Anthony Davis powers Pelicans past Hornets 119-109
Davis had 36 points, 19 rebounds and eight assists, and the New Orleans Pelicans defeated the Hornets 119-109 on Sunday.
Davis is the franchise-changing player Charlotte had targeted in the 2012 draft after going 7-59 the previous season, the worst winning percentage in NBA franchise history. However, New Orleans defied the odds to win the draft lottery and took Davis No. 1 overall, while Charlotte was forced to settle on his former Kentucky teammate Michael Kidd-Gilchrist at No. 2. Davis is a five-time NBA All-Star, while Kidd-Gilchrist is a backup for the Hornets.
The Hornets, and their fans, certainly remember the day when the ping pong balls didn’t fall their way.

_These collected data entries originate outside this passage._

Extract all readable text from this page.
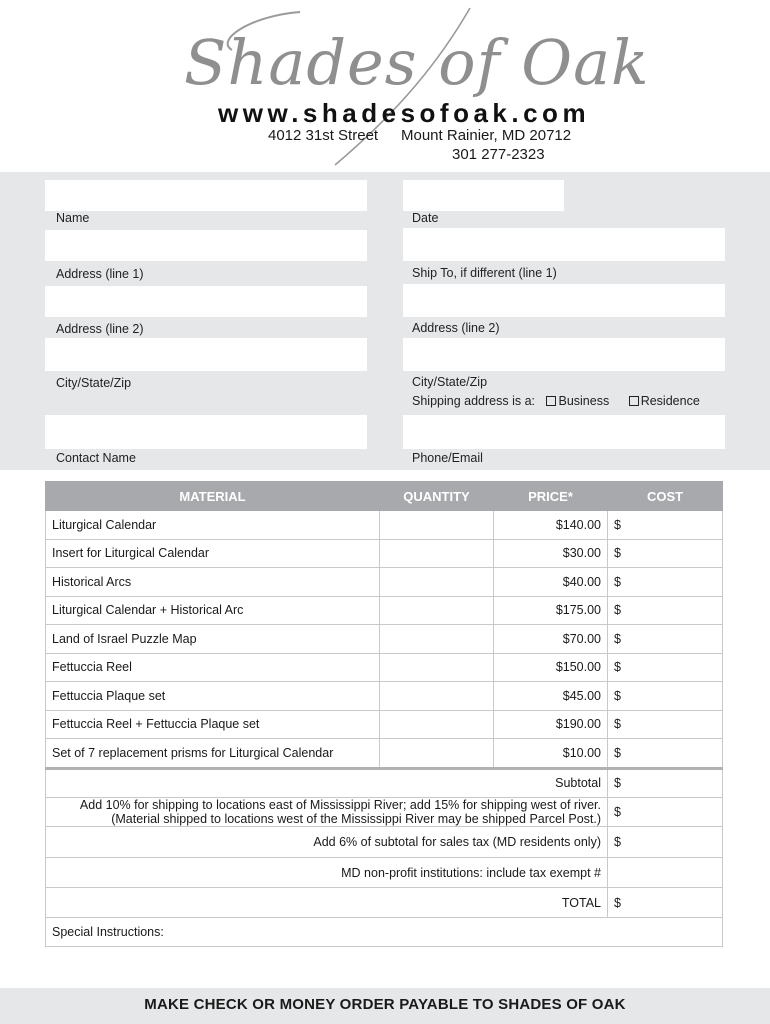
Shades of Oak
www.shadesofoak.com
4012 31st Street Mount Rainier, MD 20712
301 277-2323
Name	Date
Address (line 1)	Ship To, if different (line 1)
Address (line 2)	Address (line 2)
City/State/Zip	City/State/Zip
Shipping address is a: Business	Residence
Contact Name	Phone/Email
MATERIAL	QUANTITY	PRICE*	COST
Liturgical Calendar		$140.00	$
Insert for Liturgical Calendar		$30.00	$
Historical Arcs		$40.00	$
Liturgical Calendar + Historical Arc		$175.00	$
Land of Israel Puzzle Map		$70.00	$
Fettuccia Reel		$150.00	$
Fettuccia Plaque set		$45.00	$
Fettuccia Reel + Fettuccia Plaque set		$190.00	$
Set of 7 replacement prisms for Liturgical Calendar		$10.00	$
Subtotal			$

Add 10% for shipping to locations east of Mississippi River; add 15% for shipping west of river.
(Material shipped to locations west of the Mississippi River may be shipped Parcel Post.)			$
Add 6% of subtotal for sales tax (MD residents only)			$
MD non-profit institutions: include tax exempt #			
TOTAL			$
Special Instructions:			
MAKE CHECK OR MONEY ORDER PAYABLE TO SHADES OF OAK
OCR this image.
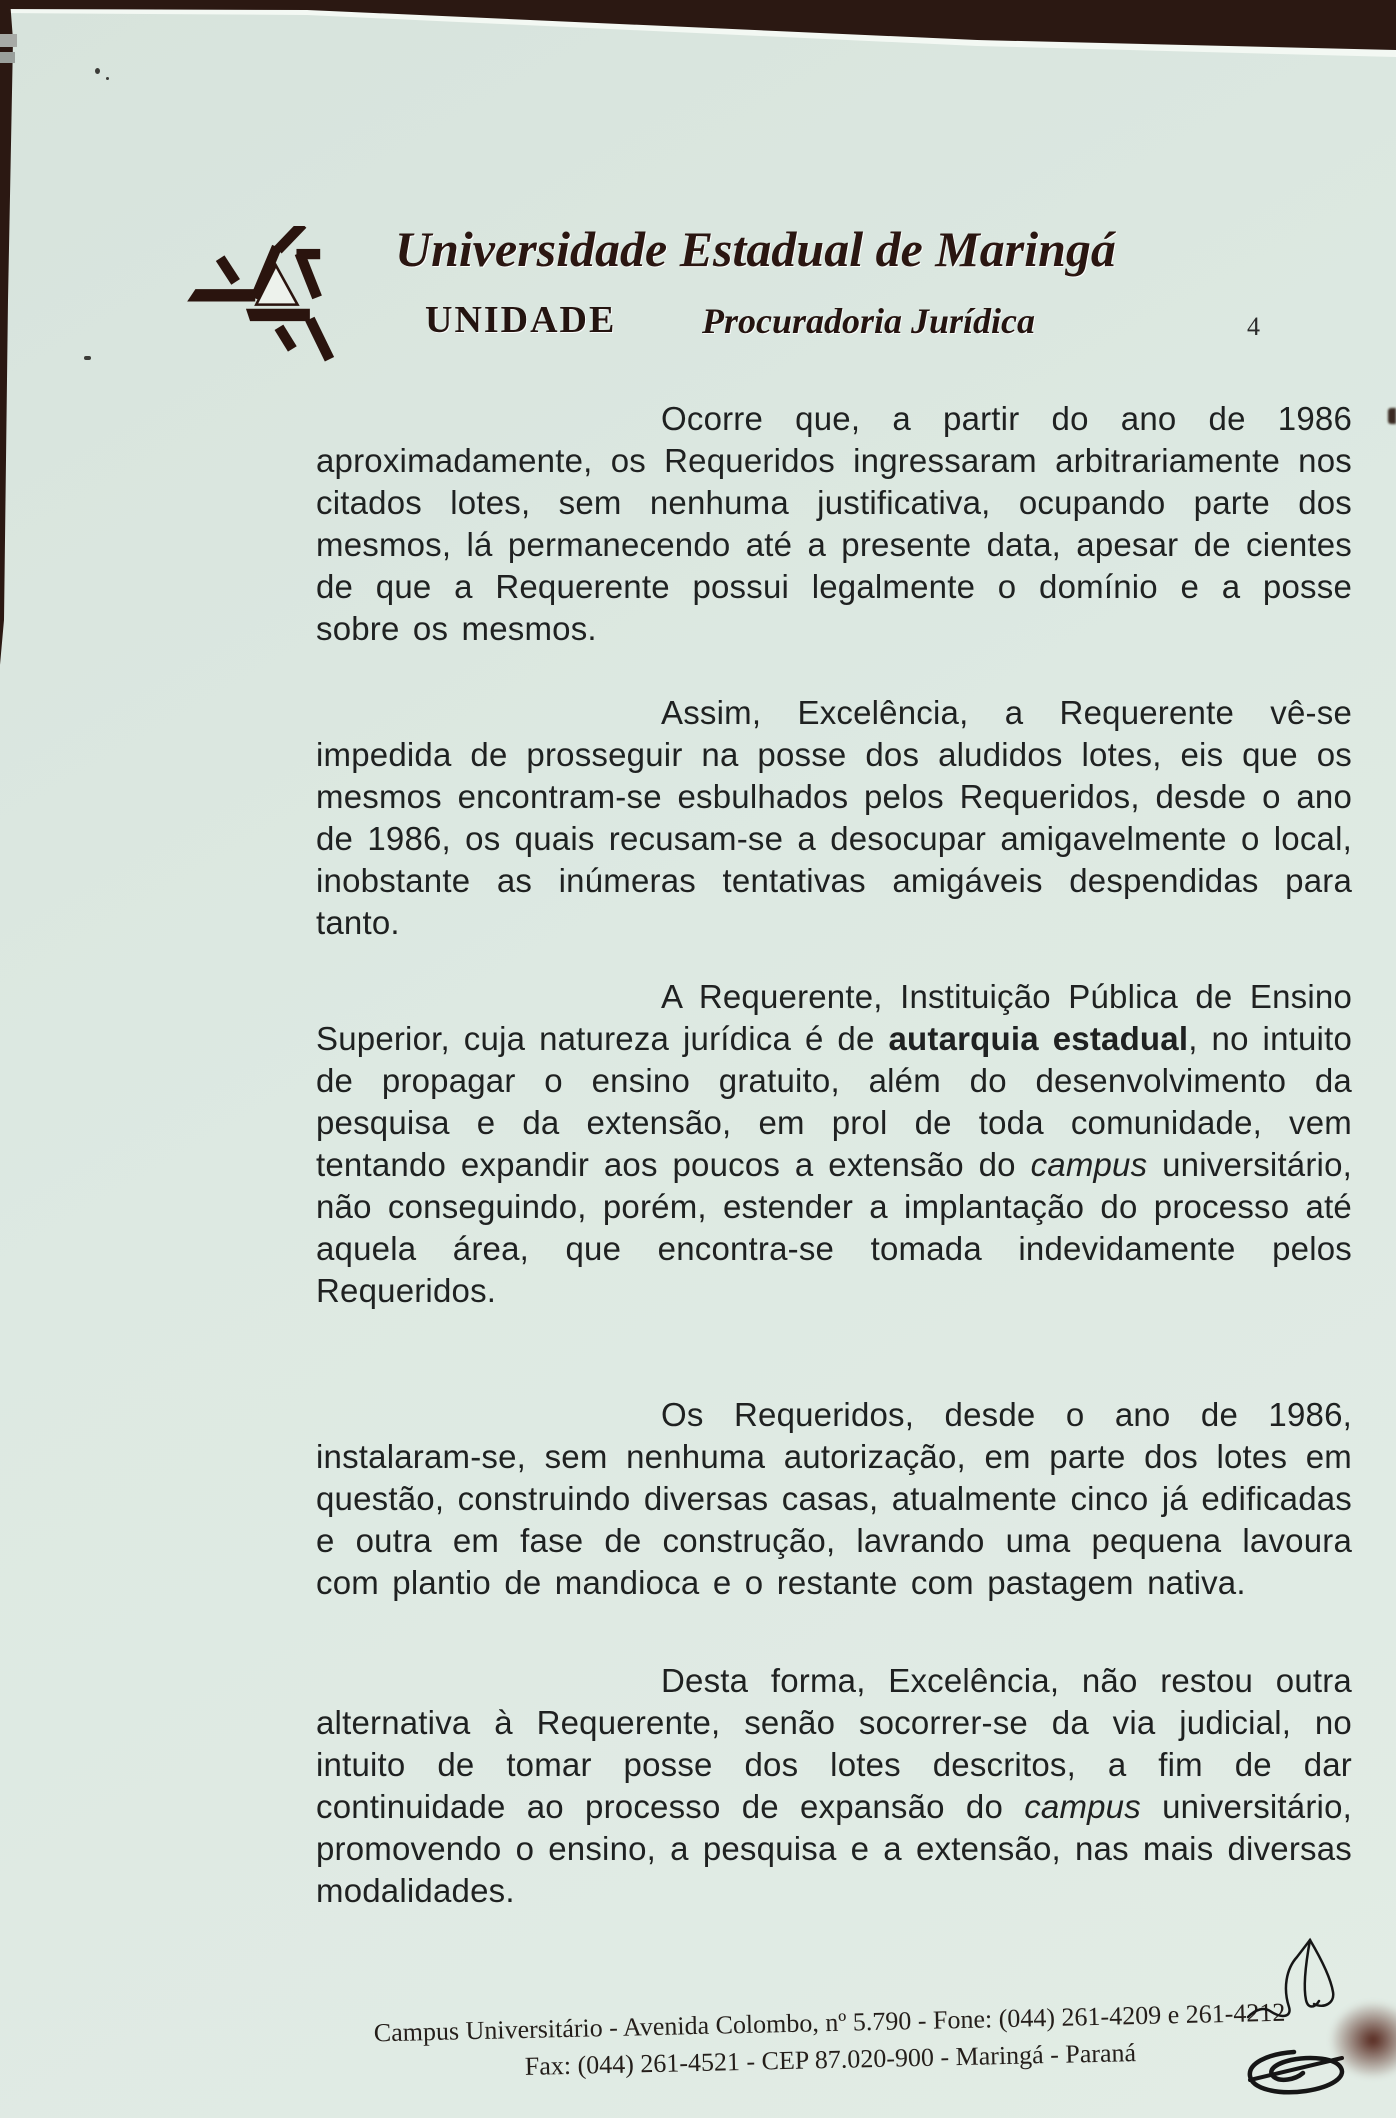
Universidade Estadual de Maringá
UNIDADE Procuradoria Jurídica	4

Ocorre que, a partir do ano de 1986 aproximadamente, os Requeridos ingressaram arbitrariamente nos citados lotes, sem nenhuma justificativa, ocupando parte dos mesmos, lá permanecendo até a presente data, apesar de cientes de que a Requerente possui legalmente o domínio e a posse sobre os mesmos.

Assim, Excelência, a Requerente vê-se impedida de prosseguir na posse dos aludidos lotes, eis que os mesmos encontram-se esbulhados pelos Requeridos, desde o ano de 1986, os quais recusam-se a desocupar amigavelmente o local, inobstante as inúmeras tentativas amigáveis despendidas para tanto.

A Requerente, Instituição Pública de Ensino Superior, cuja natureza jurídica é de autarquia estadual, no intuito de propagar o ensino gratuito, além do desenvolvimento da pesquisa e da extensão, em prol de toda comunidade, vem tentando expandir aos poucos a extensão do campus universitário, não conseguindo, porém, estender a implantação do processo até aquela área, que encontra-se tomada indevidamente pelos Requeridos.

Os Requeridos, desde o ano de 1986, instalaram-se, sem nenhuma autorização, em parte dos lotes em questão, construindo diversas casas, atualmente cinco já edificadas e outra em fase de construção, lavrando uma pequena lavoura com plantio de mandioca e o restante com pastagem nativa.

Desta forma, Excelência, não restou outra alternativa à Requerente, senão socorrer-se da via judicial, no intuito de tomar posse dos lotes descritos, a fim de dar continuidade ao processo de expansão do campus universitário, promovendo o ensino, a pesquisa e a extensão, nas mais diversas modalidades.

Campus Universitário - Avenida Colombo, nº 5.790 - Fone: (044) 261-4209 e 261-4212
Fax: (044) 261-4521 - CEP 87.020-900 - Maringá - Paraná
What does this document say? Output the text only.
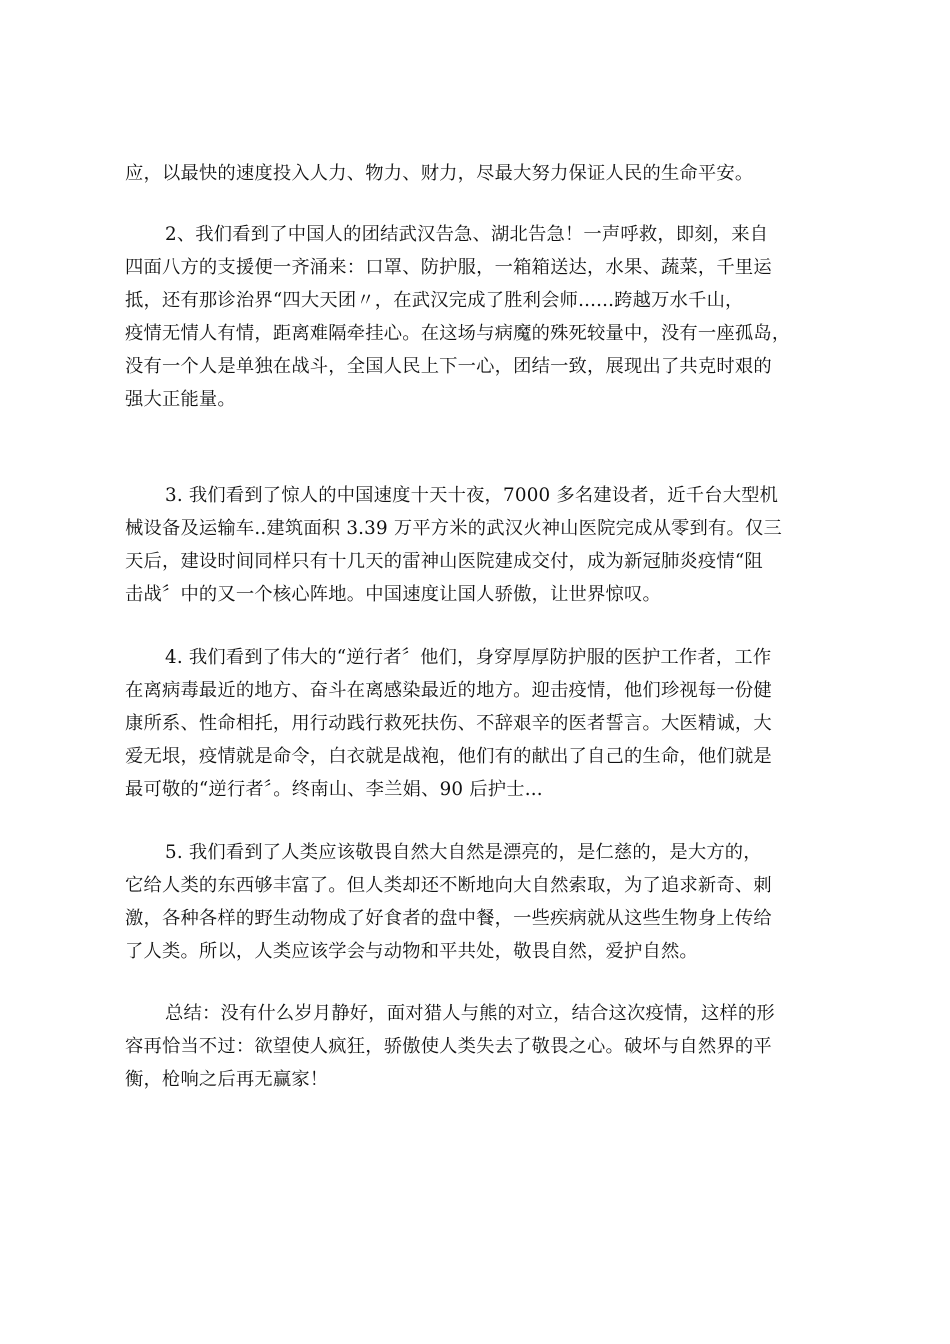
应，以最快的速度投入人力、物力、财力，尽最大努力保证人民的生命平安。
2、我们看到了中国人的团结武汉告急、湖北告急！一声呼救，即刻，来自
四面八方的支援便一齐涌来：口罩、防护服，一箱箱送达，水果、蔬菜，千里运
抵，还有那诊治界“四大天团〃，在武汉完成了胜利会师......跨越万水千山，
疫情无情人有情，距离难隔牵挂心。在这场与病魔的殊死较量中，没有一座孤岛，
没有一个人是单独在战斗，全国人民上下一心，团结一致，展现出了共克时艰的
强大正能量。
3. 我们看到了惊人的中国速度十天十夜，7000 多名建设者，近千台大型机
械设备及运输车..建筑面积 3.39 万平方米的武汉火神山医院完成从零到有。仅三
天后，建设时间同样只有十几天的雷神山医院建成交付，成为新冠肺炎疫情“阻
击战〞中的又一个核心阵地。中国速度让国人骄傲，让世界惊叹。
4. 我们看到了伟大的“逆行者〞他们，身穿厚厚防护服的医护工作者，工作
在离病毒最近的地方、奋斗在离感染最近的地方。迎击疫情，他们珍视每一份健
康所系、性命相托，用行动践行救死扶伤、不辞艰辛的医者誓言。大医精诚，大
爱无垠，疫情就是命令，白衣就是战袍，他们有的献出了自己的生命，他们就是
最可敬的“逆行者〞。终南山、李兰娟、90 后护士...
5. 我们看到了人类应该敬畏自然大自然是漂亮的，是仁慈的，是大方的，
它给人类的东西够丰富了。但人类却还不断地向大自然索取，为了追求新奇、刺
激，各种各样的野生动物成了好食者的盘中餐，一些疾病就从这些生物身上传给
了人类。所以，人类应该学会与动物和平共处，敬畏自然，爱护自然。
总结：没有什么岁月静好，面对猎人与熊的对立，结合这次疫情，这样的形
容再恰当不过：欲望使人疯狂，骄傲使人类失去了敬畏之心。破坏与自然界的平
衡，枪响之后再无赢家！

Davis said he never thinks about what it would have been like to play in Charlotte, but he always seems to remind the fans and the organization — whether consciously or not — of what they missed out on with some of his best games coming against the Hornets.
Sunday was no exception.
When Davis wasn’t scoring and rebound, he was facilitating. His assist numbers have increased this season as he’s seeing more and more double teams. He’s averaging 4.8 assists this year, more than double any of his previous six seasons in the NBA.
Pelicans coach Alvin Gentry said Davis is doing a great job of taking what the defense is giving him and finding open teammates.
“If they’re going to double-team him or, you know, even try to triple team him some, he’s always been a willing passer,” Gentry said. “So he’s going to pass the ball and he’s going to make the right play.”
Davis credits his teammates for stepping up and making more shots.
Jrue Holiday added 19 points and eight assists for the Pelicans, who won for only the second time in seven games.
“He demands so much respect, especially on the court, just to be able to have one guy on him that’s a tough matchup for any and everybody,” Holiday said. “The way that he finds people makes it easier on us honestly — wide-open shots, drives to the basket, cuts.”
Davis said the goal was to be aggressive from the start and set the tone.
“We’ve been getting off to slow starts and that’s on our starters on both ends of the floor, so I just tried to be aggressive, whether that’s for me or my teammates, and I just hope other guys follow, and they did,” Davis said.
Davis was 14 of 19 from the field and dominated on both ends of the floor.
Frank Kaminsky led the Hornets with a season-high 19 points, although he struggled with guarding Davis in the paint.
Kemba Walker shook off an early sprained ankle and continued to play, but made just 5 of 16 shots and finished with 13 points. Walker opened the season with at least 26 points in 10 of the team’s first 17 games including a 60-point game against the Philadelphia 76ers. However, he hasn’t reached that mark in the six games since.
“Any type of injury like that you’re just disrupted, you’re uncomfortable,” Hornets coach James Borrego said. “These are highly-skilled athletes and any type of tweak like that can be a disruption. But I think he would say ‘that wasn’t a factor.'”
With Zeller already out and Walker hobbling, it was a bad time for the Hornets to lose starting power forward Marvin Williams, who left the game with a shoulder injury in the second quarter and did not return. He left the arena with his right arm in a sling and will have more medical tests on Monday to determine the extent of the injury, Borrego said.
“This is what you deal with in the NBA,” Borrego said of the sudden rash of injuries.
Nic Batum, the team’s highest-paid player at five years for $120 million, has struggled for most of the season and was limited to two points on 1-for-7 shooting and played just 14 minutes. Borrego said he needs to do a better job of making sure Batum is more involved in the offense.
Pelicans: Host Clippers on Monday night.
Hornets: At Timberwolves on Wednesday night.